# My Uzi Weighs Two Tons



## priorwomanmarine (Nov 3, 2011)

Daniel, Matthew and I had a Uzi Weighs a Ton Herfing in Summerville, SC. I love getting with the boys to herf. Daniel brought his stash of Uzi Weighs a Ton. Thought I would share some pics. Somehow I ended up with two. Let's face it....I can't let a awesome cigar go to waste.


----------



## ShortFuse (Jun 6, 2011)

Looks like a good time! Happy Thanksgiving!


----------



## Hannibal (Apr 22, 2011)

I'm still wanting to try one. I've heard they are delicious!

Looks like a very good time was had. I'm jealous!


----------



## thebayratt (Jun 4, 2009)

The Uzi is an awesome smoke!

Thanks for the pics!


----------



## Packerjh (Nov 29, 2009)

very nice! I too am jealous...haven't had that cigar yet!


----------



## bwhite220 (May 15, 2011)

Double barrel please!! Hahahaha - great job!

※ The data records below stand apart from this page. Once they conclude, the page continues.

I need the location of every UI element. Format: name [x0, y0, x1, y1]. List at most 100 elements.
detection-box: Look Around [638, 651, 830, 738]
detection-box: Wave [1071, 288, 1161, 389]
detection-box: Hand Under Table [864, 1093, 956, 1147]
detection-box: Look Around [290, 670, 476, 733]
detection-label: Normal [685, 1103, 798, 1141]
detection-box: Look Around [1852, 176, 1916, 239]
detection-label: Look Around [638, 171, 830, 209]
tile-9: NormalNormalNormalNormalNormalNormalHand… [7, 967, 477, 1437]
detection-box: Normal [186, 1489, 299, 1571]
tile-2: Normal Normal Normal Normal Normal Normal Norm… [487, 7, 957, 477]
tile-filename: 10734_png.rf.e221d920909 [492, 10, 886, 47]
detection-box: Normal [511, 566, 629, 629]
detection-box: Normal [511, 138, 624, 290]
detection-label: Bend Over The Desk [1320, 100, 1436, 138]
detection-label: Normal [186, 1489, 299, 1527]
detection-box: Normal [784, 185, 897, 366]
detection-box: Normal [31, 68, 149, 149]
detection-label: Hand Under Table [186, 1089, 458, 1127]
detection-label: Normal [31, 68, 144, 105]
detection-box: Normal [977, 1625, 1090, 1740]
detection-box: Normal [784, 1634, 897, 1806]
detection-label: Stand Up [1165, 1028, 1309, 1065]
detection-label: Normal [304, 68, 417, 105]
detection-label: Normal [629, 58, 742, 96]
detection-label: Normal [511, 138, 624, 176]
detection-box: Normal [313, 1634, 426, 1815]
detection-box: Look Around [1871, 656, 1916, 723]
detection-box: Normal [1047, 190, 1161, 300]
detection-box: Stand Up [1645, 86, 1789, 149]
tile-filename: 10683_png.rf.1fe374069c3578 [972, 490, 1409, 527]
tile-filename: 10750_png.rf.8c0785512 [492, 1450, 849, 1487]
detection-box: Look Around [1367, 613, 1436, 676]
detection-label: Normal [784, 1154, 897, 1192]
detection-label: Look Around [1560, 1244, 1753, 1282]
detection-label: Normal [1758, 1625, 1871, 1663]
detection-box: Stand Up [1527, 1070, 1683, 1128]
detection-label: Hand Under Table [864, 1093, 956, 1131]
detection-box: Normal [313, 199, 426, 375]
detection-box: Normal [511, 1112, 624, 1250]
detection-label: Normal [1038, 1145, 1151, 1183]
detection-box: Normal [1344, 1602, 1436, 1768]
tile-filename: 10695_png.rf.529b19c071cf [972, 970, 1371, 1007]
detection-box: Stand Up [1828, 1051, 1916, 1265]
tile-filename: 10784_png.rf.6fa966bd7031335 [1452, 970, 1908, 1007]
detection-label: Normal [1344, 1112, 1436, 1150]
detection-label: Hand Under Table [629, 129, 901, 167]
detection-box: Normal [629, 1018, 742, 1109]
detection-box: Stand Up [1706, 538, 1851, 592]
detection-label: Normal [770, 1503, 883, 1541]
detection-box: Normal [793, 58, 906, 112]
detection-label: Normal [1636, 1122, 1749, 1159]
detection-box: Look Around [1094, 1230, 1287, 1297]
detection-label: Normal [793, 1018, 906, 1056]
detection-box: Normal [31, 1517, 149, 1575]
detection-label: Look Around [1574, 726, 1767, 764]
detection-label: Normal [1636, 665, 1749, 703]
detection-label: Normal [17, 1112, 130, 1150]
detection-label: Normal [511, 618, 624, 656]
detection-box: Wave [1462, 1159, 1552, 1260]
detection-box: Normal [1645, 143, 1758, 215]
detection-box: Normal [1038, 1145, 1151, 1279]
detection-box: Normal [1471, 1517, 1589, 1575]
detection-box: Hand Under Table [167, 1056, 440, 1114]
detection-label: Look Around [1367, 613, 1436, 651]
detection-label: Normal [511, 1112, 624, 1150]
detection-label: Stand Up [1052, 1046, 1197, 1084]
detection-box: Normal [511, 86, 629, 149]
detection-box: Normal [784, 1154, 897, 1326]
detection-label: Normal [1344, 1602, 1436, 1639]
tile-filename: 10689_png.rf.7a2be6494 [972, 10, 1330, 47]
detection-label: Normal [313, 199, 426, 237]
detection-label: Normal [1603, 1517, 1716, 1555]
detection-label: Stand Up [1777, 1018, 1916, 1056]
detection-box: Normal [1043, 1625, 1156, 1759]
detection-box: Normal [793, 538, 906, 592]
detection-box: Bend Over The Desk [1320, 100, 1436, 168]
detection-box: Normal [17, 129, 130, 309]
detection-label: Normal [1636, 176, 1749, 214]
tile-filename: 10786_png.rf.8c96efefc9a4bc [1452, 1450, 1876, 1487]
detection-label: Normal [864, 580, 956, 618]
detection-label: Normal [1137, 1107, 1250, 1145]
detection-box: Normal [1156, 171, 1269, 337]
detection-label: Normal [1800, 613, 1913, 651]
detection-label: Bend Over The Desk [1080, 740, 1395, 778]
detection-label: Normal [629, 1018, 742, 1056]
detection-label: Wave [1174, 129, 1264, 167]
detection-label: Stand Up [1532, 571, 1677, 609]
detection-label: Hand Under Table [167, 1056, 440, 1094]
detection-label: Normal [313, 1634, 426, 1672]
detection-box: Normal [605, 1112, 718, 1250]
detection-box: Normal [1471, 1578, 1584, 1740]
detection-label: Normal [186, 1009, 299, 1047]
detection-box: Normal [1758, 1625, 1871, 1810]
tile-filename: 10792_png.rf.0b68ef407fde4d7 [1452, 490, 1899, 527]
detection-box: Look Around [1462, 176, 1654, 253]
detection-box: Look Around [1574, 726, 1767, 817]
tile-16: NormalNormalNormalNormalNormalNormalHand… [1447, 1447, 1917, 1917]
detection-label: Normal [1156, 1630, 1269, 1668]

I can't wait to try one of those. Maybe one day soon as my local B&M told me he is trying to get them in. We shall see!


----------



## TNTitan (Nov 7, 2011)

looks meaty!


----------



## priorwomanmarine (Nov 3, 2011)

I was glad that Daniel was willing to share these. We are all going to have to get together and bring our UZI's. Any Puffers out there game for an UZI get together?


----------



## Staxed (Oct 16, 2011)

I had a fun time, smoking my second Uzi made me wish I had more than 5 left...might have to get a few next month again so I have some to rest for a while.


----------



## primetime76 (Feb 8, 2011)

Looks like a great time was had by all...love it! My b&m is supposed to be getting the uzi...can't wait to try them!


----------